Zeytinburnu’nda büyük kalabalık

CHP, “Millet İradesine Sahip Çıkıyor” mitingi kapsamında Zeytinburnu’nda halkla buluştu. Bu miting, CHP İstanbul Başkanlığı yönetiminin görevden alınmasının ardından ilk miting oldu. Oldukça kalabalık bir kitlenin toplandığı mitingde her zaman olduğu gibi önce cezaevindeki Ekrem İmamoğlu’nun  mesajı okundu. Mesajı kürsüde y erine kayyım atanan İstanbul İl Başkanı Özgür Çelik okudu ve Çelik büyük alkış aldı.
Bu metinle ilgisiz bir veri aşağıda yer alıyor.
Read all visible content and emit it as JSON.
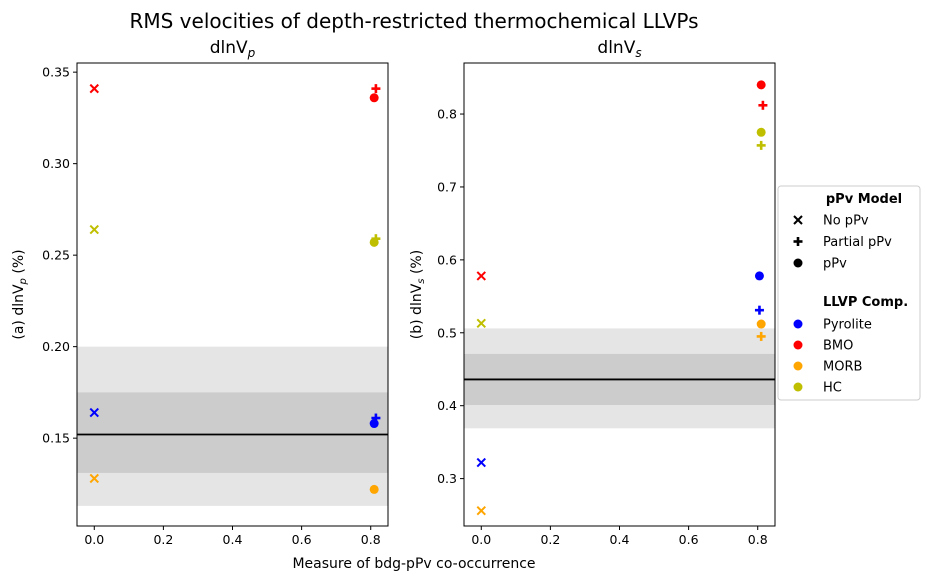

İmamoğlu, mesajında şunları söyledi:

“Fatih Sultan Mehmet’in öncülüğünde kurulan, tarihi ve doğal mirasımız Zeytinburnu’nda; demokrasi, adalet ve özgürlük için bir aradayız. Cennet vatanımızı siyasi mühendislikle, davalarla, tutuklamalarla, masa başı planlarıyla ve kayyımlarla ele geçirmeye çalışanlara karşı, 19 Mart’tan bu yana direnişteyiz. Demokrasiyi siyasi vesayetlerle bitirmeye çalışanlara karşı en büyük umudumuz, 19 Mart’ta Saraçhane’yi gür sesiyle inleten milletimizdir. Bitirmeye çalıştıkları bu umut seferberliğini ne bizleri esir alarak ne de CHP’yi tehdit ederek durdurabilirler. Türkiye Cumhuriyeti’ni darbeler değil, demokrasi yönetecektir. Millete savaş açmayı tercih edenler, devletin kurumlarını milli irade gaspı için kullananlar ve kayyımlardan medet umanlar, sizin iradenize yenilecek ve kaybedeceklerdir. Dün, yargı eliyle yapılan kumpas da bir kez daha göstermiştir ki; milletin kendi kaderini tayin etme ve demokratik yollarla iktidarı değiştirme hakkını gasp etmeye çalışıyorlar. Bunu da devletimize ve milletimize yaşatılan bütün kötülüklerin önünde, sarsılmaz bir iradeyle duran Cumhuriyet Halk Partisi’ni yok ederek yapmak istiyorlar.”

Özgür Çelik onurumuzdur

“Bu yönüyle, ilk günden beri diyoruz; mesele, Türkiye meselesidir. Türkiye’nin özgür, adil ve refah dolu yarınlarıdır. Şunu iyi bilsinler; Cumhuriyet’i kuran iradeyi, Türkiye’nin birinci partisini ve milletin egemenliğini hiçbir kuvvet esir alamayacaktır. Cumhuriyet Halk Partisi, Türkiye Cumhuriyeti’nin ve demokrasimizin sigortasıdır. Tertemiz olan İstanbul İl Kongremizi ve Kurultayımızı lekelemeye çalışarak, partimizi kayyımla tehdit ederek ve delegelerimizin iradesini hiçe sayarak sonuç alabileceklerini sanıyorlar. Buradan güçlü bir şekilde ifade ediyorum; CHP kongreleri ve İl Başkanımız Özgür Çelik onurumuzdur. Bilsinler ki, ‘Ben CHP’liyim’ diyen hiçbir siyasetçi, bu irade gaspına ve onursuzluğa alet olmaz. Demokrasiye karşı yapılan bu saldırıyı durduracak kudret; sizin gönlünüzde, aklınızda, ruhunuzda, Türkiye’ye ve demokrasiye olan inancınızda mevcuttur. Yorulmayacağız ve asla pes etmeyeceğiz. Hep birlikte geleceğimize ve demokrasimize sahip çıkacağız.”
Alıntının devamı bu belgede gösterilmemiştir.